Cups of Tea: 2, so far
Weight: 8st 8 lbs
Song of the day: We Didn't Start The Fire by Billy Joel
Mood: Contemplative

It's rather surprising how much things can change in the space of a few weeks. These holidays have been incredibly different to any of the ones I have had before, in the sense that I haven't gone away from home, and I have been working through them. I have been asked to stay on at the milkshake parlour after the holidays, which will be good as I will still be able to afford things when I'm in sixth form.
I think that having a job has taught me to really appreciate the time that I have to myself. I try to do things that I really enjoy on my days off, so that I don't feel as though they have been wasted.

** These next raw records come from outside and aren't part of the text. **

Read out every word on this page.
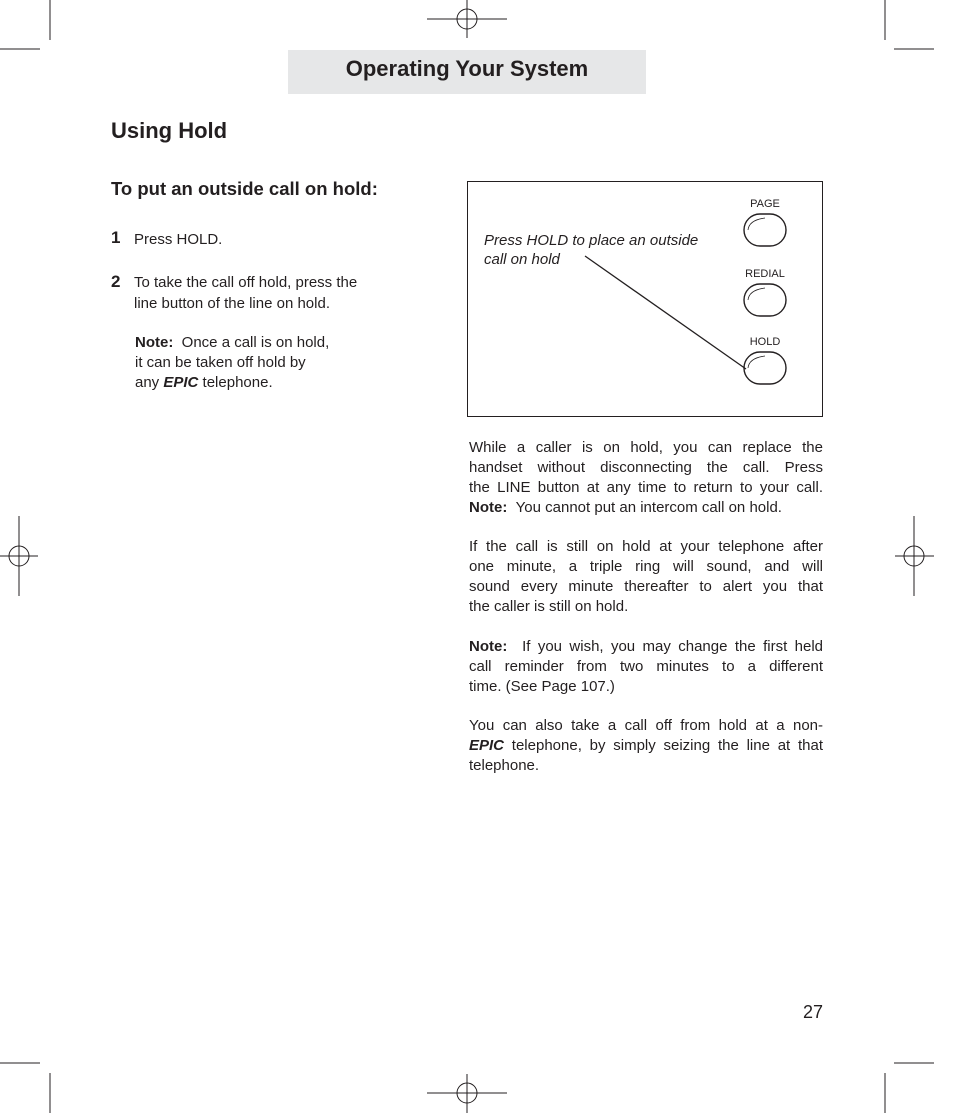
Operating Your System
Using Hold
To put an outside call on hold:
1 Press HOLD.
2 To take the call off hold, press the
line button of the line on hold.
Note: Once a call is on hold,
it can be taken off hold by
any EPIC telephone.
Press HOLD to place an outside
call on hold
PAGE
REDIAL
HOLD
While a caller is on hold, you can replace the
handset without disconnecting the call. Press
the LINE button at any time to return to your call.
Note: You cannot put an intercom call on hold.
If the call is still on hold at your telephone after
one minute, a triple ring will sound, and will
sound every minute thereafter to alert you that
the caller is still on hold.
Note: If you wish, you may change the first held
call reminder from two minutes to a different
time. (See Page 107.)
You can also take a call off from hold at a non-
EPIC telephone, by simply seizing the line at that
telephone.
27
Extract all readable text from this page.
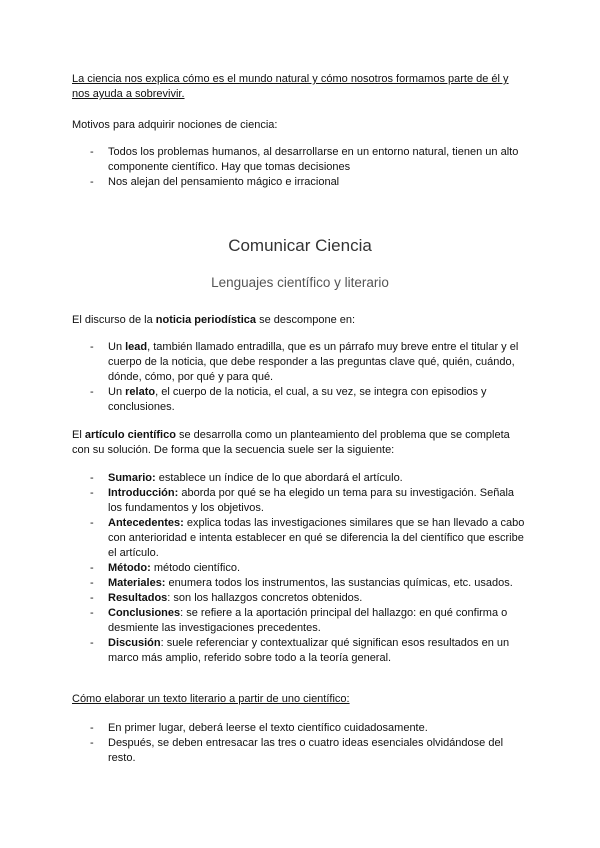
La ciencia nos explica cómo es el mundo natural y cómo nosotros formamos parte de él y nos ayuda a sobrevivir.
Motivos para adquirir nociones de ciencia:
- Todos los problemas humanos, al desarrollarse en un entorno natural, tienen un alto componente científico. Hay que tomas decisiones
- Nos alejan del pensamiento mágico e irracional
Comunicar Ciencia
Lenguajes científico y literario
El discurso de la noticia periodística se descompone en:
- Un lead, también llamado entradilla, que es un párrafo muy breve entre el titular y el cuerpo de la noticia, que debe responder a las preguntas clave qué, quién, cuándo, dónde, cómo, por qué y para qué.
- Un relato, el cuerpo de la noticia, el cual, a su vez, se integra con episodios y conclusiones.
El artículo científico se desarrolla como un planteamiento del problema que se completa con su solución. De forma que la secuencia suele ser la siguiente:
- Sumario: establece un índice de lo que abordará el artículo.
- Introducción: aborda por qué se ha elegido un tema para su investigación. Señala los fundamentos y los objetivos.
- Antecedentes: explica todas las investigaciones similares que se han llevado a cabo con anterioridad e intenta establecer en qué se diferencia la del científico que escribe el artículo.
- Método: método científico.
- Materiales: enumera todos los instrumentos, las sustancias químicas, etc. usados.
- Resultados: son los hallazgos concretos obtenidos.
- Conclusiones: se refiere a la aportación principal del hallazgo: en qué confirma o desmiente las investigaciones precedentes.
- Discusión: suele referenciar y contextualizar qué significan esos resultados en un marco más amplio, referido sobre todo a la teoría general.
Cómo elaborar un texto literario a partir de uno científico:
- En primer lugar, deberá leerse el texto científico cuidadosamente.
- Después, se deben entresacar las tres o cuatro ideas esenciales olvidándose del resto.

I've had a change of face in recent weeks, as I have had my fixed braces put on. I don't mind them that much now, but when I first got them I was very upset with the way they made me look and my self esteem took a blow. I went to a friend's party feeling miserable and ugly. In the space of a few hours my perceptions had radically changed, both of myself and of other people. I don't feel quite so invisible any more.
These past few days have been very happy. I hope it continues.